从文本文件中提取字符串

时间:2014-12-18 12:04:35

标签: batch-file cmd findstr

我想从一个中等大小的文本文件(比如test.txt)中提取一组字符串到windows中的批处理。所以当我这样做时:

findstr  "ssh-rsa" test.txt >test.txt

我得到相同的test.txt作为输出。如何解决问题?

修改1:这是link of file at github,我需要line 522或更具体地75:d9:e3:5b:c8:17:ef:72:92:78:e5:8e:0c:82:7e:e1

搜索文字

编辑2:来自外部(可变)来源:

ci-info: ssh-rsa c1:e8:5c:66:c2:b0:6d:68:a7:94:fd:05:4a:26:79:b2 - ec2_key_us-west-1

ec2:
ec2: #############################################################
ec2: -----BEGIN SSH HOST KEY FINGERPRINTS-----
ec2: 1024 7a:e8:09:5e:0b:f4:cc:d5:75:38:60:bf:29:11:81:04 root@ip-10-0-0-55 (DSA)
ec2: 256 e6:25:23:8f:75:b4:c9:50:99:71:b7:11:4f:c6:40:52 root@ip-10-0-0-55 (ECDSA)
ec2: 2048 f2:df:0b:0d:f2:62:ab:c0:65:cf:65:04:1f:7d:9b:8a (RSA1)
ec2: 2048 75:d9:e3:5b:c8:17:ef:72:92:78:e5:8e:0c:82:7e:e1 root@ip-10-0-0-55 (RSA)
ec2: -----END SSH HOST KEY FINGERPRINTS-----
ec2: #############################################################
-----BEGIN SSH HOST KEY KEYS----- 

522行是第二个开始" ec2:2048" - 已发布的代码部分为第514..525行

3 个答案:

答案 0 :(得分:2)

插入新行不是一种选择,因为您首先需要搜索以确保不要分解您要查找的字符串 - 捕获22。
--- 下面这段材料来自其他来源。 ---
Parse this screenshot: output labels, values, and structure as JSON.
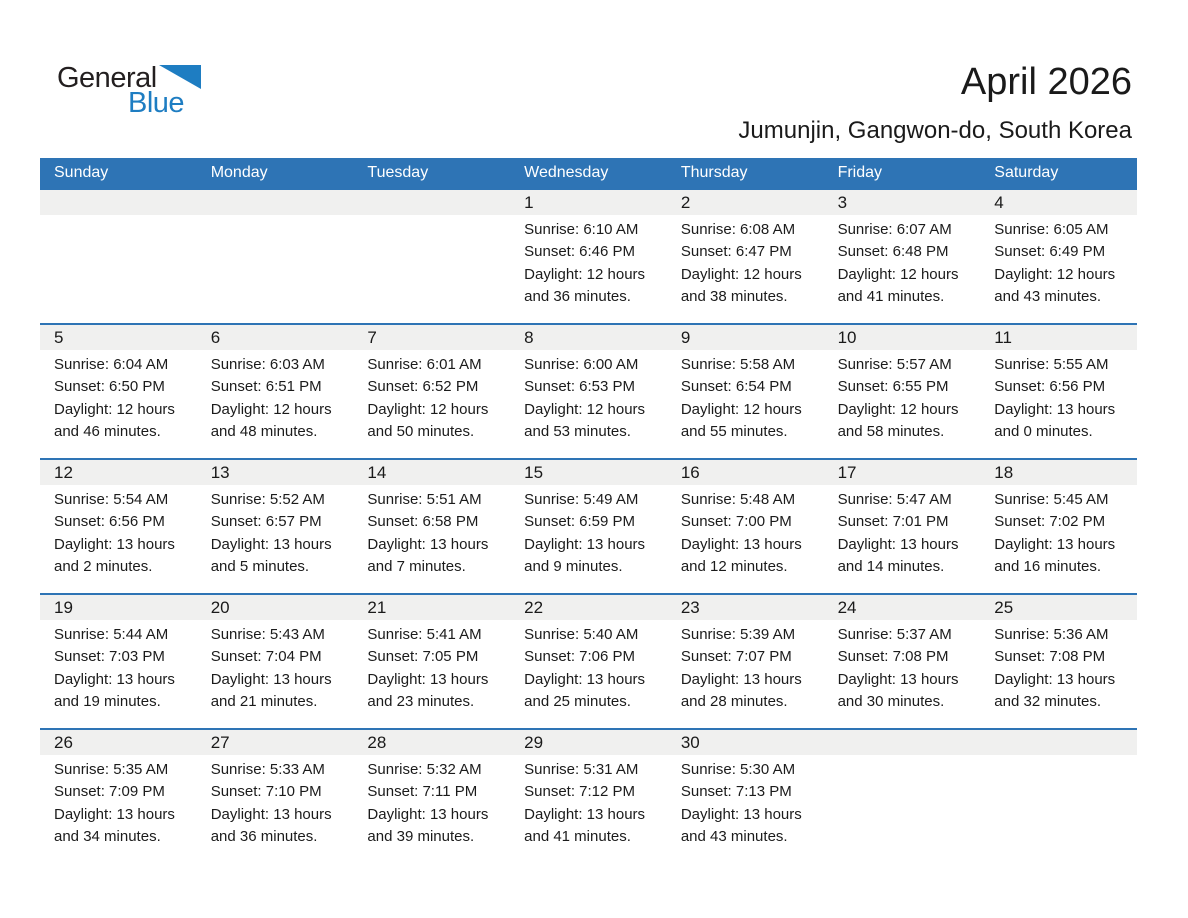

只要文件大小小于2千兆字节,就可以使用我的JREPL.BAT utility - 一个混合JScript /批处理脚本,它执行正则表达式搜索并替换文本文件。 REPL.BAT是纯脚本,可​​以在任何Windows机器上从XP开始本地运行。

您尚未说明您的确切搜索字词,因此我只会搜索ssh-rsa xx:nn:nn:nn。我使用\JMATCH选项将每个匹配放在一个新行上,并丢弃所有不匹配的内容。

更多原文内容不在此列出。